Allende está cansado. La desvergüenza verbal de Salazar -que le sorprende: antes Salazar no hablaba así- le irrita, además. Este recorrido convencional por todas las fases de la embriaguez de un ex seminarista, incluidas gratuitas blasfemias, le está aburriendo mucho.
– Salazar, me largo. No hago falta aquí. Esta devanadera no tiene parada. Salvo que te tires por la ventana, no te puedes parar. Vas a seguir bebiendo y vas a seguir por donde quieres seguir, esté yo o no. Mejor que me vaya.
¿Necesita Salazar amigos, o cocerse en su propia salsa? Ahora Allende no siente ni curiosidad ni interés ni se siente responsable en ningún sentido preciso de su amigo. Ni siquiera se siente amigo de este sesentón rijoso y agresivo, ni parece servir de nada que se quede. Todo lo que le ha pasado a Salazar -resume Allende a la vez que en su reloj de pulsera ve que son pasadas las doce de la noche-, lo único que le ha pasado es que ligó con un macarra y el macarra le dio plantón. Si Juanjo se presentara ahora en esta habitación -y bien podría ser que apareciese-, yo estaría de más. Estoy de más. No hay nada en mi voluntad de prestar ayuda a Salazar que valga un duro. Estaba aquí para sentirme mejor, superior: he venido sintiendo gran curiosidad y ahora la curiosidad se ha transformado en tedio, ha desaparecido la curiosidad y ¿qué queda ahora? Ahora queda la viscosidad de mi propia conciencia que lo babea todo. He venido aquí sólo porque me sentía superior, y aún me siento superior y quizá lo sea.
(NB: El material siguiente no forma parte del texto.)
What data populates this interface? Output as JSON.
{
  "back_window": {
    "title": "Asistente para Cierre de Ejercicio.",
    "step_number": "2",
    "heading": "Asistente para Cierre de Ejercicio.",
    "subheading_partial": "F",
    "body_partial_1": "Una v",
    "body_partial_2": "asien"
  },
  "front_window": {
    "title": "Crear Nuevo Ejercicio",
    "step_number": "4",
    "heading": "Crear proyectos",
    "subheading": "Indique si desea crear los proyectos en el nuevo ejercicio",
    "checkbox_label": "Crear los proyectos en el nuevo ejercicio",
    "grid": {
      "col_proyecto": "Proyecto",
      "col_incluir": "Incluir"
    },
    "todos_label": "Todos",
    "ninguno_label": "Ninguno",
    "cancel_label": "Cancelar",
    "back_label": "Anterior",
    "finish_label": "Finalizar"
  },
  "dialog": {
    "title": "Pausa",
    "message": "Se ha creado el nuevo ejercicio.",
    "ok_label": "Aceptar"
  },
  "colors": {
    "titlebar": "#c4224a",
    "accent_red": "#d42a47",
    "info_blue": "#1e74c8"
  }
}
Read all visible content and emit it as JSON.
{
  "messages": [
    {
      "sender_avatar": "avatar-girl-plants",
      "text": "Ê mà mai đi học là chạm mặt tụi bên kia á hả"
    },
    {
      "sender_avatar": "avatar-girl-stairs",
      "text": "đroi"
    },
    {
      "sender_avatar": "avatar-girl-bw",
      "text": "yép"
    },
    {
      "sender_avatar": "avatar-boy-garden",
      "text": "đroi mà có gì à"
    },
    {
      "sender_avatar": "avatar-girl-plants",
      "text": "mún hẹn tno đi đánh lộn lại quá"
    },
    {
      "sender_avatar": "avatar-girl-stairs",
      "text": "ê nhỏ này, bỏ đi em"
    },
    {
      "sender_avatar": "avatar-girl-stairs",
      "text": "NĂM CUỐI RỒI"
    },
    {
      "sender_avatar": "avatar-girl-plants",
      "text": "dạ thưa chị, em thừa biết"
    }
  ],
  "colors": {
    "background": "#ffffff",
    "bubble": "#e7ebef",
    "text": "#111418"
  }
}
Pero he dejado de cumplir aquí un papel. Soy irrelevante y estoy de más. Y Salazar, que es astuto y sabe esto, finge estar borracho y estar perdido y sufrir, para atraparme en este viscoso infierno que, por cierto, se parece mucho a mi propio infierno. Allende decide, súbitamente, sacudir con violencia a Salazar. Si le sacude con violencia, si le pega una bofetada, una patada, si le zarandea con violencia, si le arrastra a la ducha, si le grita, ¿logrará atravesar la viscosidad que ahora mismo les impregna a los dos?